Let `omega` be the complex number `cos((2pi)/3)+isin((2pi)/3)`. Then the number of distinct complex cos numbers z satisfying `Delta=|(z+1,omega,omega^2),(omega,z+omega^2,1),(omega^2,1,z+omega)|=0` is

To solve the problem, we need to analyze the determinant given and find the number of distinct complex numbers \( z \) that satisfy the equation \( \Delta = 0 \). ### Step-by-Step Solution 1. **Identify \( \omega \)**: \[ \omega = \cos\left(\frac{2\pi}{3}\right) + i\sin\left(\frac{2\pi}{3}\right) = -\frac{1}{2} + i\frac{\sqrt{3}}{2} \] We know that \( \omega^3 = 1 \) and \( 1 + \omega + \omega^2 = 0 \). 2. **Set up the determinant**: \[ \Delta = \begin{vmatrix} z + 1 & \omega & \omega^2 \\ \omega & z + \omega^2 & 1 \\ \omega^2 & 1 & z + \omega \end{vmatrix} \] We want to find when this determinant equals zero. 3. **Apply column operations**: Replace the first column \( C_1 \) with \( C_1 + C_2 + C_3 \): \[ C_1 = (z + 1) + \omega + \omega^2 = z + 1 + 0 = z + 1 \] The determinant simplifies to: \[ \Delta = \begin{vmatrix} z + 1 & \omega & \omega^2 \\ \omega & z + \omega^2 & 1 \\ \omega^2 & 1 & z + \omega \end{vmatrix} \] 4. **Rearranging the determinant**: Now we can express the determinant as: \[ \Delta = \begin{vmatrix} z + 1 & \omega & \omega^2 \\ 0 & z + \omega^2 - (z + 1) & 1 - \omega \\ 0 & 1 - \omega^2 & z + \omega - (z + 1) \end{vmatrix} \] This simplifies to: \[ \Delta = \begin{vmatrix} z + 1 & \omega & \omega^2 \\ 0 & \omega^2 - 1 & 1 - \omega \\ 0 & 1 - \omega^2 & \omega - 1 \end{vmatrix} \] 5. **Calculate the determinant**: The determinant can be simplified further: \[ \Delta = (z + 1) \begin{vmatrix} \omega^2 - 1 & 1 - \omega \\ 1 - \omega^2 & \omega - 1 \end{vmatrix} \] We can compute this 2x2 determinant: \[ = (z + 1) \left( (\omega^2 - 1)(\omega - 1) - (1 - \omega)(1 - \omega^2) \right) \] 6. **Setting the determinant to zero**: For \( \Delta = 0 \): \[ (z + 1) \cdot \text{(some expression)} = 0 \] This gives us two cases: - \( z + 1 = 0 \) which gives \( z = -1 \). - The second part leads to a polynomial in \( z \). 7. **Finding roots**: The polynomial formed from the second part will yield distinct roots.

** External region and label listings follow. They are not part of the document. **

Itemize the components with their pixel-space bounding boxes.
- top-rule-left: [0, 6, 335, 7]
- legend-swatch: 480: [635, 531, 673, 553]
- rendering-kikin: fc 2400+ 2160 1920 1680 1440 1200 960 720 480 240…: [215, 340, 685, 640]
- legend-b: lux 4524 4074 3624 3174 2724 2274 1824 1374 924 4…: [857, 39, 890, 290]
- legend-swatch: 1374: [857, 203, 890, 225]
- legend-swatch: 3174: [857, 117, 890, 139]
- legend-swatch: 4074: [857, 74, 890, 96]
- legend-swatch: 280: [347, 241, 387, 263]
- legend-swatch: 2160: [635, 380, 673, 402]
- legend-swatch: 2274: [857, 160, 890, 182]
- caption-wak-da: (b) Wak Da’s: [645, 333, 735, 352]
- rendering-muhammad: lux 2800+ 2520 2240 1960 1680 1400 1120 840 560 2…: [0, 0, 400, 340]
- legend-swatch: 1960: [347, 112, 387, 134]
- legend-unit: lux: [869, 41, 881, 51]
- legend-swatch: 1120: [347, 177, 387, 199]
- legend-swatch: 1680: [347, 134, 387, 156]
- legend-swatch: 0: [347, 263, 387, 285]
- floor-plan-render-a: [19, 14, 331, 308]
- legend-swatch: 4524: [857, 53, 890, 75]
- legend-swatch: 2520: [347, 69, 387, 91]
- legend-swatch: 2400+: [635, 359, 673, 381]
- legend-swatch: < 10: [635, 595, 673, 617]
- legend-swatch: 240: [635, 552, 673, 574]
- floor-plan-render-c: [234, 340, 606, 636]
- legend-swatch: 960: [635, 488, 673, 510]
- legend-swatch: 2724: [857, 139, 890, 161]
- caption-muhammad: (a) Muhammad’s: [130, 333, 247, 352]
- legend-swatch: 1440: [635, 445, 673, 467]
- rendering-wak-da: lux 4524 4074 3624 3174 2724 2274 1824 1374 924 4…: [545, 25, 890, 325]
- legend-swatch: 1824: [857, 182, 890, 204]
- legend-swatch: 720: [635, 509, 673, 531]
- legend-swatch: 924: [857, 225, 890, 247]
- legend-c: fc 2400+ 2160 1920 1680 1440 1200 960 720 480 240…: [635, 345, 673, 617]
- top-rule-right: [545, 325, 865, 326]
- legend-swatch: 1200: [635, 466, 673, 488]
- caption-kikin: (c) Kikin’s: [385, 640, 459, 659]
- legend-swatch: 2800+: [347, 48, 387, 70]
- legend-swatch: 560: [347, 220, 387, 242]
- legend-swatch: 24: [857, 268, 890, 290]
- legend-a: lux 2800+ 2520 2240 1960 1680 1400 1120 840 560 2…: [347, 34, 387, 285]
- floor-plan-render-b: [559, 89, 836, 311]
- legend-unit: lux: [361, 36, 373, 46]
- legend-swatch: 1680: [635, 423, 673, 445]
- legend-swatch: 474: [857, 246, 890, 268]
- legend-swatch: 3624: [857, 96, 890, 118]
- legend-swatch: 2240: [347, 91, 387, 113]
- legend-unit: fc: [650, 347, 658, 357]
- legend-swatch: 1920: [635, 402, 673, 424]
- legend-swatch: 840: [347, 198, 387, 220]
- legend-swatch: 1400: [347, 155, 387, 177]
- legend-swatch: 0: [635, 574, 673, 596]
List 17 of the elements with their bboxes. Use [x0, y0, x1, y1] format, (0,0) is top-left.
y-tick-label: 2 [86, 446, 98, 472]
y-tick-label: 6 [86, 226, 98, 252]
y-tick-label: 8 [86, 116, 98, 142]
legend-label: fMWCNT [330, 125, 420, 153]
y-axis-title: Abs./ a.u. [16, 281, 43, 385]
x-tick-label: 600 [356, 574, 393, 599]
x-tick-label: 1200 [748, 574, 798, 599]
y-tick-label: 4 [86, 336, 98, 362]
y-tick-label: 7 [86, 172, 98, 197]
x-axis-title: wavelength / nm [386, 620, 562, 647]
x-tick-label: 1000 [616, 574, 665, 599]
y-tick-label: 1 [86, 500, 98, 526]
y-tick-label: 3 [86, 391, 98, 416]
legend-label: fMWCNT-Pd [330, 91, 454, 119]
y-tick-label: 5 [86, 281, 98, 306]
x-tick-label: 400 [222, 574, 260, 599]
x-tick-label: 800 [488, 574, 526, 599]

Since we know \( \omega^3 = 1 \), we can find the roots of this polynomial. 8. **Count distinct roots**: The polynomial will have three roots due to the cubic nature, and since \( z = -1 \) is one distinct solution, we conclude that there are a total of 4 distinct solutions. ### Final Answer The number of distinct complex numbers \( z \) satisfying \( \Delta = 0 \) is **4**.